Salacious details of employment tribunal claims will soon be hitting the headlines before they reach court, following a High Court ruling that the full details of the claim should be open to public scrutiny.
It means that there will be press coverage of tribunals when the case is first lodged with the central office of employment.
Employment lawyer Stephen Short, of Manchester-based consultants Peninsula, warns that this could open the floodgates for litigation as more workers become aware both of their rights and the cases that have resulted in a payout. He also believes it could hamper the chances of the case being resolved during arbitration.
"Employers could be judged before they get to tribunal, and cases may become difficult to resolve as people take their own views regarding a company," he said.

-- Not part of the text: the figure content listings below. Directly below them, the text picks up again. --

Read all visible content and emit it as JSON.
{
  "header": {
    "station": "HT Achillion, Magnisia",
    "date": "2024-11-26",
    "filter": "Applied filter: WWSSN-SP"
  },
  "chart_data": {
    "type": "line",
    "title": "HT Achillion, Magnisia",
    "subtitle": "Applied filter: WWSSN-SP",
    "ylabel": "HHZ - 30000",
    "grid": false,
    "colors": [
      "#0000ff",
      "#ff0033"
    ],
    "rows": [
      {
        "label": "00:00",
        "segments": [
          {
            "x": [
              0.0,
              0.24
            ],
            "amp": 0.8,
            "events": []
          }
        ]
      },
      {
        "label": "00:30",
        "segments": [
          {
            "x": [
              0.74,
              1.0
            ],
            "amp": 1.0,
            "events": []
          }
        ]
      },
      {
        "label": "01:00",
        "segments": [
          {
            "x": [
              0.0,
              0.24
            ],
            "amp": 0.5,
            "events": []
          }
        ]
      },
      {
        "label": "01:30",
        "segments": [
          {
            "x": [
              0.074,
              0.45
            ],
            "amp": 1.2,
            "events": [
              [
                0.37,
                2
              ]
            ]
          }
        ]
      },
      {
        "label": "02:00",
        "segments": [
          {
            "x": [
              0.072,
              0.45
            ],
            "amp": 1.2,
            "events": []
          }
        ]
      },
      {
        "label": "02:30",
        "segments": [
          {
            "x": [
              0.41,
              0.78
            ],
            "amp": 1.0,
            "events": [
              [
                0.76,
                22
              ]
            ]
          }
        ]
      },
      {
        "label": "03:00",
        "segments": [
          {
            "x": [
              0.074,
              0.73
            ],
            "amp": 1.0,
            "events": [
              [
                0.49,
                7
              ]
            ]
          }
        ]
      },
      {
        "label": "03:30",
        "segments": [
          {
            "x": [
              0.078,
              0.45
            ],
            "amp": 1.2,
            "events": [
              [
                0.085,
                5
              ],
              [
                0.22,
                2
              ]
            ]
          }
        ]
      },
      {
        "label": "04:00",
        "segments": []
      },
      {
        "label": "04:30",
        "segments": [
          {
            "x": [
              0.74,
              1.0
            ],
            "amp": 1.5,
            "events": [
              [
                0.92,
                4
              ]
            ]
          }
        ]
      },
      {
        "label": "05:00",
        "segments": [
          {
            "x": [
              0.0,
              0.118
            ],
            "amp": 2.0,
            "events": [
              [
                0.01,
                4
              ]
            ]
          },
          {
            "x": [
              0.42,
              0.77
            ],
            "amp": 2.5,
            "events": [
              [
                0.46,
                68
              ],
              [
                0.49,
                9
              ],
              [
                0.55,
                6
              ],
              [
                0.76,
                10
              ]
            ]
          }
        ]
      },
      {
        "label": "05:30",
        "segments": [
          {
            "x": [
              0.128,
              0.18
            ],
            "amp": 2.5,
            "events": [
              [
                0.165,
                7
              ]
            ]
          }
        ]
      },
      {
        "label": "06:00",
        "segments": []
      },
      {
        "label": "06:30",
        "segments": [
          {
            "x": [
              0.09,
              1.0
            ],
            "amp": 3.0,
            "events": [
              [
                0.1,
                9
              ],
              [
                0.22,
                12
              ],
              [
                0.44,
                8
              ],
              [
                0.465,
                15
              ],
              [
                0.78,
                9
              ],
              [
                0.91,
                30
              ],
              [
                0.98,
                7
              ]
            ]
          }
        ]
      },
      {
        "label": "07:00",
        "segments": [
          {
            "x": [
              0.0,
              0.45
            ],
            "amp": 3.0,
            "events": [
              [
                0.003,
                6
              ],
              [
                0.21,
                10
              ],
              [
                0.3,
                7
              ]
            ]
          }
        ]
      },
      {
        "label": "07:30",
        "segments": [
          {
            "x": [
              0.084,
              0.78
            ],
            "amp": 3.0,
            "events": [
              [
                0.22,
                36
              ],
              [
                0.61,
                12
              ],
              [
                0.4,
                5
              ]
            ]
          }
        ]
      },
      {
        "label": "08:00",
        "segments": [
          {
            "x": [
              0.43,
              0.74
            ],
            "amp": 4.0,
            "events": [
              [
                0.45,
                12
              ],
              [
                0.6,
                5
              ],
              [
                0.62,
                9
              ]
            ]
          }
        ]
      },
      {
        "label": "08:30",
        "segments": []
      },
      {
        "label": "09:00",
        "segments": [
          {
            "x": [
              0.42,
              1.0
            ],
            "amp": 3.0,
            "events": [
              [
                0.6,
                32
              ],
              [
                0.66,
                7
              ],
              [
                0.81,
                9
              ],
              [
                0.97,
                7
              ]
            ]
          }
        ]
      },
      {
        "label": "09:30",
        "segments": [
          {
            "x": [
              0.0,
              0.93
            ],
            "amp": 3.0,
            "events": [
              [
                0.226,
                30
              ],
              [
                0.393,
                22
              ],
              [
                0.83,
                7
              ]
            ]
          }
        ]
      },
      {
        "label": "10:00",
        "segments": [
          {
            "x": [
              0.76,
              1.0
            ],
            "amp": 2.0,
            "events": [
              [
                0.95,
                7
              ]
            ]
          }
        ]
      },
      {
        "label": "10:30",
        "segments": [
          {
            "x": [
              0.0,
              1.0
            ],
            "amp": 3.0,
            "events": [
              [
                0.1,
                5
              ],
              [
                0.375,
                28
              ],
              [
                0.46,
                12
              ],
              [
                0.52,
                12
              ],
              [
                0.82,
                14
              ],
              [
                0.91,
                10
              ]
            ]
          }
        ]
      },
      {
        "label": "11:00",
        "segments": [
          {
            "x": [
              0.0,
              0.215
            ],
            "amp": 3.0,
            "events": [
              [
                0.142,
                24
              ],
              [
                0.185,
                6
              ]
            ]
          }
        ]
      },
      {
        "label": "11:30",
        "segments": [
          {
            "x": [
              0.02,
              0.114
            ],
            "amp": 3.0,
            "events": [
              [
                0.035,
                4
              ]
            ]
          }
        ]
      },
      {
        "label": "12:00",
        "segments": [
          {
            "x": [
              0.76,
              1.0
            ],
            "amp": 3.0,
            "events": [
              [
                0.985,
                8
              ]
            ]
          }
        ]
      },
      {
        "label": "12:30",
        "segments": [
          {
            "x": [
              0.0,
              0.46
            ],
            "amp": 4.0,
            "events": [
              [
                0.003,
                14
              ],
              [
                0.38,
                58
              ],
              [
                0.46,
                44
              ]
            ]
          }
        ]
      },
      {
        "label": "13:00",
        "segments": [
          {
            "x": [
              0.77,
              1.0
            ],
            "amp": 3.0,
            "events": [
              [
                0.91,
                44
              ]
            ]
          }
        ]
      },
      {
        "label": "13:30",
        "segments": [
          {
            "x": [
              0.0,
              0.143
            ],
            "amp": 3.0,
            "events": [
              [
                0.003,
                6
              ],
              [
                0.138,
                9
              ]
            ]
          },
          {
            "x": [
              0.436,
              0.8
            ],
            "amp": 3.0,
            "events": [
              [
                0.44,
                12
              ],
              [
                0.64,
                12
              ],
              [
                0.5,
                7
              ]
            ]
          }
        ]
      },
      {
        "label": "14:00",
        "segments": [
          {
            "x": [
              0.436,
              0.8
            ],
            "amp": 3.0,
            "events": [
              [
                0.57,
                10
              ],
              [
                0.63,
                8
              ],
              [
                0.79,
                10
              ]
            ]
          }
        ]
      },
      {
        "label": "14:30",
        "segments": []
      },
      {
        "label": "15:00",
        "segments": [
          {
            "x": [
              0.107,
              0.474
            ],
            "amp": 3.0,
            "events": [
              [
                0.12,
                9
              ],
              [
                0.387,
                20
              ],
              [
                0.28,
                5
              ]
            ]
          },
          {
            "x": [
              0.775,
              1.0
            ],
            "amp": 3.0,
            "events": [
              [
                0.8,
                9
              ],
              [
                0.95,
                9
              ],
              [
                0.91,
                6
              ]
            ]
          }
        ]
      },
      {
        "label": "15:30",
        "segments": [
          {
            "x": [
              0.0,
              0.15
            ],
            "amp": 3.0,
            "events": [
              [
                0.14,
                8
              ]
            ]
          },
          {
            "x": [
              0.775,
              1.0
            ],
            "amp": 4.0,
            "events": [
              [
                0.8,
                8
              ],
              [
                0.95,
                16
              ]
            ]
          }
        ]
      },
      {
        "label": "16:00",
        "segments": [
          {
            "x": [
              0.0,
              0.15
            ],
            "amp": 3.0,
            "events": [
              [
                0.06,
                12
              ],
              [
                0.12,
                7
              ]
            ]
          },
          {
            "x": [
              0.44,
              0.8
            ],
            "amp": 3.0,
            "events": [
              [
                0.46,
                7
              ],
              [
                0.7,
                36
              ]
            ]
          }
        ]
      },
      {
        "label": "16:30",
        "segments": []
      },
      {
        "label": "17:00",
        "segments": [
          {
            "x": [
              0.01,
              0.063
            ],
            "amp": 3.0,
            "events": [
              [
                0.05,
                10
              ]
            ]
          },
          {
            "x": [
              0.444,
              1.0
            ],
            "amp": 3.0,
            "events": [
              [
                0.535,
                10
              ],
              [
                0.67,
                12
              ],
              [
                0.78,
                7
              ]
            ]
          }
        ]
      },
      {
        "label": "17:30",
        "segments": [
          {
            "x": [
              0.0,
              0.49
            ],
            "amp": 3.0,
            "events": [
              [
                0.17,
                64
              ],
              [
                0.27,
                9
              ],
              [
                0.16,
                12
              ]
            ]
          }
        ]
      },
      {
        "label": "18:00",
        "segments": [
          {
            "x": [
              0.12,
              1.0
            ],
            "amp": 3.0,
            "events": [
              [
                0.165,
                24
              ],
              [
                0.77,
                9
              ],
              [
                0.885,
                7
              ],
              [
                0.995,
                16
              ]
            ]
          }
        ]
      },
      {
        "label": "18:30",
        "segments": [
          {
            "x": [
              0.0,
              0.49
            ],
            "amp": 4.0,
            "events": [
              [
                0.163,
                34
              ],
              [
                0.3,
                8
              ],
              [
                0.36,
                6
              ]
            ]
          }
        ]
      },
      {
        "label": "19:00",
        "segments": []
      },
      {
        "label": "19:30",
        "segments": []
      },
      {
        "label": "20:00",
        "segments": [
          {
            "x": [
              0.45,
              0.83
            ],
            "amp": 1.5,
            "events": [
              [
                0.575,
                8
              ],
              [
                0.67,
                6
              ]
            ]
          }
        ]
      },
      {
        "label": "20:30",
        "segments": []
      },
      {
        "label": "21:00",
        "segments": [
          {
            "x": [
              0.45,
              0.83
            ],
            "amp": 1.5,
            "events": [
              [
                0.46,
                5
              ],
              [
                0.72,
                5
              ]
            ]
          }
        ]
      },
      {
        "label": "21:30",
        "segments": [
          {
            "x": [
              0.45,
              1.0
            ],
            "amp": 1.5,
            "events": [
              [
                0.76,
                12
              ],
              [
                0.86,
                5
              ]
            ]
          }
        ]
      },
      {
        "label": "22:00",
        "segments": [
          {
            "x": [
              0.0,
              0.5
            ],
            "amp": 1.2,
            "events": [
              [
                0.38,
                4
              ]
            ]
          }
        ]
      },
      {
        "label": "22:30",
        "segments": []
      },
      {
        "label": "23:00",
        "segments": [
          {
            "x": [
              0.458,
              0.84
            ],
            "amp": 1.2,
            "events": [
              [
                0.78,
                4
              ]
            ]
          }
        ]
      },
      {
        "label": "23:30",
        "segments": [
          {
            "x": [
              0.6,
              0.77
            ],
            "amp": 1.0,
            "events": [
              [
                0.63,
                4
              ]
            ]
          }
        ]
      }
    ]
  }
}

The ruling held that the central office of employment tribunals acted unlawfully because it allowed access only to the names of parties and a bare description of the claims.
"As a matter of public policy, litigation should be conducted under public gaze and scrutiny," said High Court judge, Mr Justice Jackson.
He said that parliament, in the Employment Tribunals Act, had given the public the right to inspect particular cases.
The number of employment tribunals broke the 100,000 barrier for the first time last year after a raft of new legislation was introduced.
Press coverage is now likely to rise as full details of claims for unfair dismissal, sex and race discrimination and other claims are revealed while the claim is still being heard by Acas, the advisory, conciliation and arbitration service.
But insurers were more sceptical about the impact of the ruling. A spokeswoman from Norwich Union, said: "On first impressions they did not believe the judgement would have a major rise in claims at this stage. Though the group has not had a chance to study the ruling in depth they did not suspect it would make any major difference."